The SBA finally shut down the Covid-19 EIDL program on May 6, after the program officially ran out of money. This means that new applications, as well as increased requests and reconsiderations for previously denied applications, have stopped. As of the most recent SBA report, the numbers for the program are staggering: almost four million loans were approved worth over $393 billion. Not surprisingly, the states that received the most funding are California, Florida, New York, and Texas. The SBA has also announced that the Covid-19 EIDL Portal is set to close on May 16. Therefore, any small business that received a Covid-19 EIDL loan should download its loan documents off the portal before that date. If you received funds from the EIDL program and are wondering if you will be audited, there is insight on this here.

So now what? First, as always, I want to caution EIDL borrowers. If your loan was for more than $25,000, the government has filed a lien against your business. While you may have expected this, it is important to know that the lien will cause issues if you choose to get a new loan, sell your business, or buy out a partner in the future. What concerns me is that the SBA does not have the infrastructure, or even clear guidelines, in place to address questions and concerns when these problems inevitably arise. So, while aid to small businesses has ceased, borrowers will likely continue to have to keep their eyes and ears peeled for new and changing information. I will be surprised if these systems and guidelines are built quickly. I suspect that the phrase EIDL will be in our vocabulary for a long time.

The second question is, how are business owners planning to use the money they received? Of course, there are rules as to what companies can use the money for "working capital and other normal operating expenses," but I am interested to see if business owners actually use the funds appropriately. Many entrepreneurs I've spoken to, who have received funds, didn't require the money to survive.

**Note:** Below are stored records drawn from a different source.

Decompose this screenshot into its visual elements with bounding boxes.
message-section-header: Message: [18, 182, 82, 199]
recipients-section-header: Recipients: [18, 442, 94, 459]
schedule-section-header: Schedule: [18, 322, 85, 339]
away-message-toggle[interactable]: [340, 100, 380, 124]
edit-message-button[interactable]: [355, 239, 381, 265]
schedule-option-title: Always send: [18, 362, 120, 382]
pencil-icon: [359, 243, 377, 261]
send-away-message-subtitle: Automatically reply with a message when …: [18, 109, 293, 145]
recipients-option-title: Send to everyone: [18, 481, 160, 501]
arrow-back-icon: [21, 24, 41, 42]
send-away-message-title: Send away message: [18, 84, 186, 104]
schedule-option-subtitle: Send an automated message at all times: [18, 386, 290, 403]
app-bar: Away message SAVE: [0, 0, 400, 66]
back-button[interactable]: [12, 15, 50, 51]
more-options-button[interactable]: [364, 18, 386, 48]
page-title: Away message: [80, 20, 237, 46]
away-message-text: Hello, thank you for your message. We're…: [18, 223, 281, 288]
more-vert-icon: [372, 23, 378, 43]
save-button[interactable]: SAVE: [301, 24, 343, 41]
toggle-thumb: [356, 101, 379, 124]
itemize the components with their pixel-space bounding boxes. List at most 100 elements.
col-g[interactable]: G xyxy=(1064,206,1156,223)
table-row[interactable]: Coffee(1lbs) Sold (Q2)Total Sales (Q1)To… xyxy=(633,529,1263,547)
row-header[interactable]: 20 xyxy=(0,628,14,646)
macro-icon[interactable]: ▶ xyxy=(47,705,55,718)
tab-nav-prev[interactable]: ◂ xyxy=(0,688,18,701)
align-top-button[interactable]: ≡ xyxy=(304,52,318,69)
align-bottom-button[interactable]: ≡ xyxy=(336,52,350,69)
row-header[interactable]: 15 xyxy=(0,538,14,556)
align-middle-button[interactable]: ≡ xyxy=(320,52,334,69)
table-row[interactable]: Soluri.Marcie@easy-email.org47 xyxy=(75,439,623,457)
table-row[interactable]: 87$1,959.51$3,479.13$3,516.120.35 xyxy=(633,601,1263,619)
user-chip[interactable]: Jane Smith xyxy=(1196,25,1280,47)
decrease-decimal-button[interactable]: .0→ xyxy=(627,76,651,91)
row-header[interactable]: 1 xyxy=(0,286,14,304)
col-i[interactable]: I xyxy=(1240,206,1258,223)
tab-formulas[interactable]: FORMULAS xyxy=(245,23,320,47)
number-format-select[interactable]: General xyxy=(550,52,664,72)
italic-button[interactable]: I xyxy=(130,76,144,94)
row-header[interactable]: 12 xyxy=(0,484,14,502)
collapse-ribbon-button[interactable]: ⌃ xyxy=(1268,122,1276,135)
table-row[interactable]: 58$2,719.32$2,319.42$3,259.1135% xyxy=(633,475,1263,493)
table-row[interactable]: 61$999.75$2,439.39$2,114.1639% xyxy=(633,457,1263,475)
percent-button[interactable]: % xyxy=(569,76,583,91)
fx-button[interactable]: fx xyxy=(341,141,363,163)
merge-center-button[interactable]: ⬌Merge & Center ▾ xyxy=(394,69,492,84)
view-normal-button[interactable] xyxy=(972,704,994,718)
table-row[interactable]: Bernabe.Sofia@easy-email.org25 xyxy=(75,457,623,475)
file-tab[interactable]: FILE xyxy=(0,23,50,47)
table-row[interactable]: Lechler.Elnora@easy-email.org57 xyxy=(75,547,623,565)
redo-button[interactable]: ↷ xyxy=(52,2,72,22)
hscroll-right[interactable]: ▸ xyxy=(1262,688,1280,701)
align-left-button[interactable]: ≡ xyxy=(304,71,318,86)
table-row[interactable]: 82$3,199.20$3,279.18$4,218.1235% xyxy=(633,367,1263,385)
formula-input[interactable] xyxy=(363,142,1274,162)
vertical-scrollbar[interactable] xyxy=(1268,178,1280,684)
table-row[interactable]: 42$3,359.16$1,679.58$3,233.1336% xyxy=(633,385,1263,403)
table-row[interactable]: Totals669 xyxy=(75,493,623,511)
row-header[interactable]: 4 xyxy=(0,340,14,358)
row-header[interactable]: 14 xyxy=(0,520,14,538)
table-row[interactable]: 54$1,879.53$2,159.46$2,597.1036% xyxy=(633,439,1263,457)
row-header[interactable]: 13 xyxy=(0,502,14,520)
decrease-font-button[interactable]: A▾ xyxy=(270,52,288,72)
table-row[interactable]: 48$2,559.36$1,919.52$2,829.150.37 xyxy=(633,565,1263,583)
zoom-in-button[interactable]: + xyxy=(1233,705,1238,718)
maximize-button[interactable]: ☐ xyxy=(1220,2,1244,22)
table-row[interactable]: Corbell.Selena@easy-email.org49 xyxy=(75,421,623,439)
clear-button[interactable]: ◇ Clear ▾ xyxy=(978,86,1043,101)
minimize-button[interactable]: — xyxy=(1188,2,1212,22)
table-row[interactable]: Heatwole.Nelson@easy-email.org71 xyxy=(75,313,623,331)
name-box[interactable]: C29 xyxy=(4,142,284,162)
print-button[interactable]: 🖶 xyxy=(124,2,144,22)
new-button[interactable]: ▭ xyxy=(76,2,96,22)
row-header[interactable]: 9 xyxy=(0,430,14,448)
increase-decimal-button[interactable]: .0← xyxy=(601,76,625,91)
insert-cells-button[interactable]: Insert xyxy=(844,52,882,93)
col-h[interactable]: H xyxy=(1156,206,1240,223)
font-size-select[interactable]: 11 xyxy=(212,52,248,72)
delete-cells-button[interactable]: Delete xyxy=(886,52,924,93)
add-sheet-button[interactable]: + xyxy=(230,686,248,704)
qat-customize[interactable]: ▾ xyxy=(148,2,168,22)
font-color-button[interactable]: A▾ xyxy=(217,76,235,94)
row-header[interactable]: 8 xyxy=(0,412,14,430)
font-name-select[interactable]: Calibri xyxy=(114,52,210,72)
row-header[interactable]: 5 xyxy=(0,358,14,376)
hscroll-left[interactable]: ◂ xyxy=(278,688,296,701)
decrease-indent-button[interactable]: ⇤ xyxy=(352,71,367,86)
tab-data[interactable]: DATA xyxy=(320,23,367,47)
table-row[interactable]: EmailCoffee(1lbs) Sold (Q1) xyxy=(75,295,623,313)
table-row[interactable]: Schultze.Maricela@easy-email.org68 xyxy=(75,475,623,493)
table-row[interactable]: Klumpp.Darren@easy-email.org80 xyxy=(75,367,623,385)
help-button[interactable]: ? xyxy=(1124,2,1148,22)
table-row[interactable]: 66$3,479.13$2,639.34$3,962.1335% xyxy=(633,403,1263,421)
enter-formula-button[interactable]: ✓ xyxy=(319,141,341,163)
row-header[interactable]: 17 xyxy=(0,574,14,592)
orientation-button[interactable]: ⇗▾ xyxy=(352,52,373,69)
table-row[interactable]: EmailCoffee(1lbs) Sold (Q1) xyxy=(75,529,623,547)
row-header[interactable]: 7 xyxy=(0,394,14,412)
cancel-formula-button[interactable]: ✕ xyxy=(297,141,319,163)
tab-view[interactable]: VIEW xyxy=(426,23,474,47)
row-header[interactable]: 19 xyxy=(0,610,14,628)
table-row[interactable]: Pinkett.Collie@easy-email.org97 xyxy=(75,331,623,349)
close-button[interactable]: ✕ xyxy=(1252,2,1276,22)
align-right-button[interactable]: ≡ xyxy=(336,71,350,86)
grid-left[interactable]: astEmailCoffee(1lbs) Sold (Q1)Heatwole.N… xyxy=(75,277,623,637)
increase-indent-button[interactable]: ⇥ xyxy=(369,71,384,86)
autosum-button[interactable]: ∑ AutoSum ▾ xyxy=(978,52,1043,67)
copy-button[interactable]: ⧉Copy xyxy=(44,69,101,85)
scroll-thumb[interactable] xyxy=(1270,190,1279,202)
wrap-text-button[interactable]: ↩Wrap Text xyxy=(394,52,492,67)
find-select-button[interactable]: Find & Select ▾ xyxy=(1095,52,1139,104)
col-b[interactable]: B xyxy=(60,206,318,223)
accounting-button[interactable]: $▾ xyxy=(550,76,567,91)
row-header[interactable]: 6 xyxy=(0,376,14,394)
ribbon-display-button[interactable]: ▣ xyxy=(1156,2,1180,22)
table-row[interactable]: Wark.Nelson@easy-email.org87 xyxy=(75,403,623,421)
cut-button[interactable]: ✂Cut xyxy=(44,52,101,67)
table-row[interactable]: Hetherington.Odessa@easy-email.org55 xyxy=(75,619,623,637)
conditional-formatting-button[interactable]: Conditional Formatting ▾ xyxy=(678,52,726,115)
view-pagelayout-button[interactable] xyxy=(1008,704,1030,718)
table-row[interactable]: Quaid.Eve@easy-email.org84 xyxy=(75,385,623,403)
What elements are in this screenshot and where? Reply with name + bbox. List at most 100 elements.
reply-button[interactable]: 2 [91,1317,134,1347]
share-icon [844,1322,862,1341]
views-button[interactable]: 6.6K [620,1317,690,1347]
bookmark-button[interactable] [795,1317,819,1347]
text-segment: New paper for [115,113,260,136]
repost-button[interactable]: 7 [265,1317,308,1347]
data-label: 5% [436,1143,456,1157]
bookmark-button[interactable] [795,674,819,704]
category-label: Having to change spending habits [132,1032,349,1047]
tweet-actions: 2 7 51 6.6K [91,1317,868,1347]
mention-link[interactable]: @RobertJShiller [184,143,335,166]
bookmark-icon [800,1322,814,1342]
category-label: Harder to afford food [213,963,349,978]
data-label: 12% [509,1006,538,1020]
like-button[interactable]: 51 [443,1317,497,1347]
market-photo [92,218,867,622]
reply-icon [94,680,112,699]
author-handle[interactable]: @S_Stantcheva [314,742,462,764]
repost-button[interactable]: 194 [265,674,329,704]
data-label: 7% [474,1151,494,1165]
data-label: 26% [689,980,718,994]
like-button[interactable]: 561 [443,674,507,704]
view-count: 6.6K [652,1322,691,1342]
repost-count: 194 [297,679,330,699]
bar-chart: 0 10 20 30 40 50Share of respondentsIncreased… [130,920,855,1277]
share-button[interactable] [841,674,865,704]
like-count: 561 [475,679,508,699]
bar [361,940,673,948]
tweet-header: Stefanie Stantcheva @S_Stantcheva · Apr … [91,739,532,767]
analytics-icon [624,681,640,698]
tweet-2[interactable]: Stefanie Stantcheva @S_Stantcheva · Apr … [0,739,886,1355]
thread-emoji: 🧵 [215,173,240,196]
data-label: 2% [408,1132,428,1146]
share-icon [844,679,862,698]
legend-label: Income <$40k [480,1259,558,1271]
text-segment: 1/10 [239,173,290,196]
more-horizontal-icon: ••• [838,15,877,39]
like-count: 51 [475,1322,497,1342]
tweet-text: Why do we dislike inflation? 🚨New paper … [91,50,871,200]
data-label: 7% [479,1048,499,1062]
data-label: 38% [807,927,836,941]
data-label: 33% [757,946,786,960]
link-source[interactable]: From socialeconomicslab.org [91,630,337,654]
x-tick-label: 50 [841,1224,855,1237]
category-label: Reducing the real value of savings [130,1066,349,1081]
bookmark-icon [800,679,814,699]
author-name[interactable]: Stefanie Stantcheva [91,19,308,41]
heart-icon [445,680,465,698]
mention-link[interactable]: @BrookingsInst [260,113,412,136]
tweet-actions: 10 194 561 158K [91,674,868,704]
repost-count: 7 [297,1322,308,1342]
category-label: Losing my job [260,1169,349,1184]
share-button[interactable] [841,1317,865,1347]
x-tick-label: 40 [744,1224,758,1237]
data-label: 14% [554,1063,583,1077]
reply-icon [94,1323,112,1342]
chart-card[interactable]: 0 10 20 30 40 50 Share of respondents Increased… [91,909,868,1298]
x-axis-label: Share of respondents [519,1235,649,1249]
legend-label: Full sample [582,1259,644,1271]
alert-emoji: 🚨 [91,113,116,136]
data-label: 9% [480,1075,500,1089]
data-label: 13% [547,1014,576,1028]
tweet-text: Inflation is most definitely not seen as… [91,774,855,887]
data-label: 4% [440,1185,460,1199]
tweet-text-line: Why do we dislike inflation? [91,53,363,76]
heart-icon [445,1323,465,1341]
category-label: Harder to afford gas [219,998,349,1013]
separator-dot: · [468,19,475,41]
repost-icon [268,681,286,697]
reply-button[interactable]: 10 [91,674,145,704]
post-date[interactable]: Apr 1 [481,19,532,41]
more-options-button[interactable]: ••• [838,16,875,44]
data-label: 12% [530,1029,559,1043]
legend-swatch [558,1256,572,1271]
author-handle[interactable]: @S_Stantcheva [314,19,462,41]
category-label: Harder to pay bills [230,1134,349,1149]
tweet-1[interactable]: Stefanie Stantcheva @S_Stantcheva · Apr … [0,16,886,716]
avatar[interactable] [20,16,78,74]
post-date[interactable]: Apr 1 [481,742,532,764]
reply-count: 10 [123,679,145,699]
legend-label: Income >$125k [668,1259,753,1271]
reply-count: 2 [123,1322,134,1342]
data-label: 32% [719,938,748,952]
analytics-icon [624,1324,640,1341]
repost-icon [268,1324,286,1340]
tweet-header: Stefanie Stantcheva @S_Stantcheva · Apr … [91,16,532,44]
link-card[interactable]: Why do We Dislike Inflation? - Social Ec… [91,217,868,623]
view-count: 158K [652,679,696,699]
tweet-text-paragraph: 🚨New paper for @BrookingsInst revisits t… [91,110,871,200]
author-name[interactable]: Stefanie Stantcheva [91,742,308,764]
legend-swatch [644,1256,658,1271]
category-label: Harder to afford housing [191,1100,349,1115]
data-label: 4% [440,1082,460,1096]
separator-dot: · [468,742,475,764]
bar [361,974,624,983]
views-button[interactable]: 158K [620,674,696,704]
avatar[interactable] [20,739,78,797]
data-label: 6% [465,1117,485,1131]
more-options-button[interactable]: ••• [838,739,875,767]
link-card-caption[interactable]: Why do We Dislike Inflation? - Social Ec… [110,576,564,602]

Now, the money is sitting in their bank accounts waiting to find a purpose.

Our views on the Covid-19 EIDL program are bound to evolve over time as more data comes out, but my initial beliefs have stayed the same. The EIDL program should not have been used for pandemic relief. There have been so many problems because the program was used on a scale it was never designed for. The traditional SBA programs (7(a), 504, EIDL) are great resources for small-business owners to take advantage of. I don't want entrepreneurs and business owners to walk away from this experience and think "I'm never going through the SBA again." These programs are so much bigger and better than you've experienced through the pandemic and I always suggest sitting down with a trusted adviser or Small Business Development Center to find out how best they can serve you.